Why should Hetta interfere in this way, thought Susan to herself. Had she interfered when Mr. Beckard gave Hetta a testament bound in Morocco? Had not she smiled, and looked gratified, and kissed her sister, and declared that Phineas Beckard was a nice dear man, and by far the most elegant preacher at the Springs? Why should Hetta be so cruel?

“I don’t see that, my dear,” said the mother. Hetta would not explain before her sister, so they all went to bed.

On the Thursday evening the drawing was finished. Not a word had been said about it, at any rate in his presence, and he had gone on working in silence. “There,” said he, late on the Thursday evening, “I don’t know that it will be any better if I go on daubing for another hour. There, Miss Susan; there’s another bridge. I hope that will neither burst with the frost, nor yet be destroyed by fire,” and he gave it a light flip with his fingers and sent it skimming over the table.
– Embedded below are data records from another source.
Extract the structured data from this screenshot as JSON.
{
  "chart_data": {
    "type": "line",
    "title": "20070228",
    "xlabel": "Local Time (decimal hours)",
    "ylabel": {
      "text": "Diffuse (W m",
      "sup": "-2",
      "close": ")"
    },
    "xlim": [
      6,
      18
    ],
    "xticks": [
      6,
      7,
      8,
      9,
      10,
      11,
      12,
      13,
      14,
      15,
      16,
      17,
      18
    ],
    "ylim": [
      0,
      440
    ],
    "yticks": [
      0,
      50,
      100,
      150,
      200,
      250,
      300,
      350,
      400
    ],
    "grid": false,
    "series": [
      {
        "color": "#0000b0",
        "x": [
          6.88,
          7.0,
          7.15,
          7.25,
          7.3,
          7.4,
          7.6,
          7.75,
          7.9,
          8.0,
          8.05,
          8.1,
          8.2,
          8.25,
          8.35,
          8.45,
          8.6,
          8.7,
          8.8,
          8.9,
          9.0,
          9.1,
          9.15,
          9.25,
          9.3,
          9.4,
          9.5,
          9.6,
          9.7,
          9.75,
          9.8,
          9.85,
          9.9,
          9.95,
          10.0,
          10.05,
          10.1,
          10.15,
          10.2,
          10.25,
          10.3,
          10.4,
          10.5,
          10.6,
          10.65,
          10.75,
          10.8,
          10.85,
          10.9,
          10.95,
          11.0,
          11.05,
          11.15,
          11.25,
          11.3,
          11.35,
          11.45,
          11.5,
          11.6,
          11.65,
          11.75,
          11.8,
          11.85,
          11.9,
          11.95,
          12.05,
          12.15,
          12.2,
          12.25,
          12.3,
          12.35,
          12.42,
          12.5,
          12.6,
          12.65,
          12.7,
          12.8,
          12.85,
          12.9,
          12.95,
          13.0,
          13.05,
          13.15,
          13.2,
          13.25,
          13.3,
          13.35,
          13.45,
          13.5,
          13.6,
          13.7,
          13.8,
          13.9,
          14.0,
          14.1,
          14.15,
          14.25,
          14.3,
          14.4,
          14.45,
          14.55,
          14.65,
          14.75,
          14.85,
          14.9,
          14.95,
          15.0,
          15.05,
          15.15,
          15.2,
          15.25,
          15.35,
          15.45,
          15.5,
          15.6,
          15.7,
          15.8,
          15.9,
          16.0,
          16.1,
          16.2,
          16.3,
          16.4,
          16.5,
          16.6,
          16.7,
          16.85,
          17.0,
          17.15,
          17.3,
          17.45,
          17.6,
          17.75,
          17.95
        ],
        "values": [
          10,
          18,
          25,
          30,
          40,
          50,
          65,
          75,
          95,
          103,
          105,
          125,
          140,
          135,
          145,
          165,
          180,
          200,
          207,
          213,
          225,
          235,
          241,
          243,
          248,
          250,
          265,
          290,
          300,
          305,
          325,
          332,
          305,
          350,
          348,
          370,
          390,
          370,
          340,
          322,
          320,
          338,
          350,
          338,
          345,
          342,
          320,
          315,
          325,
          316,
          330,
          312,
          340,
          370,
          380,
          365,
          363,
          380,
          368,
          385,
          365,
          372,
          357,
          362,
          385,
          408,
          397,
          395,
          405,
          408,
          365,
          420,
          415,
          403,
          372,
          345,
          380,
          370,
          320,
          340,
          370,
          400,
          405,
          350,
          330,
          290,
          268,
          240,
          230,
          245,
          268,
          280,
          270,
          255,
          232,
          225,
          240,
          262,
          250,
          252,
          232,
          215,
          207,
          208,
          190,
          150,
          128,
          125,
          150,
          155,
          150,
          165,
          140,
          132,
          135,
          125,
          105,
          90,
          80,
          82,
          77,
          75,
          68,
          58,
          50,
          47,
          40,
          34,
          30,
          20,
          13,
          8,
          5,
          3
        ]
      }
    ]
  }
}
Susan blushed and smiled, and took it up. “Oh, it is beautiful,” she said. “Isn’t it beautifully done, mother?” and then all the three got up to look at it, and all confessed that it was excellently done.

“And I am sure we are very much obliged to you,” said Susan after a pause, remembering that she had not yet thanked him.

“Oh, it’s nothing,” said he, not quite liking the word “we.”

On the following day he returned from his work to Saratoga about noon. This he had never done before, and therefore no one expected that he would be seen in the house before the evening. On this occasion, however, he went straight thither, and as chance would have it, both the widow and her elder daughter were out. Susan was there alone in charge of the house.

He walked in and opened the parlour door. There she sat, with her feet on the fender, with her work unheeded on the table behind her, and the picture, Aaron’s drawing, lying on her knees. She was gazing at it intently as he entered, thinking in her young heart that it possessed all the beauties which a picture could possess.

“Oh, Mr. Dunn,” she said, getting up and holding the tell-tale sketch behind the skirt of her dress.

“Miss Susan, I have come here to tell your mother that I must start for New York this afternoon and be there for six weeks, or perhaps longer.”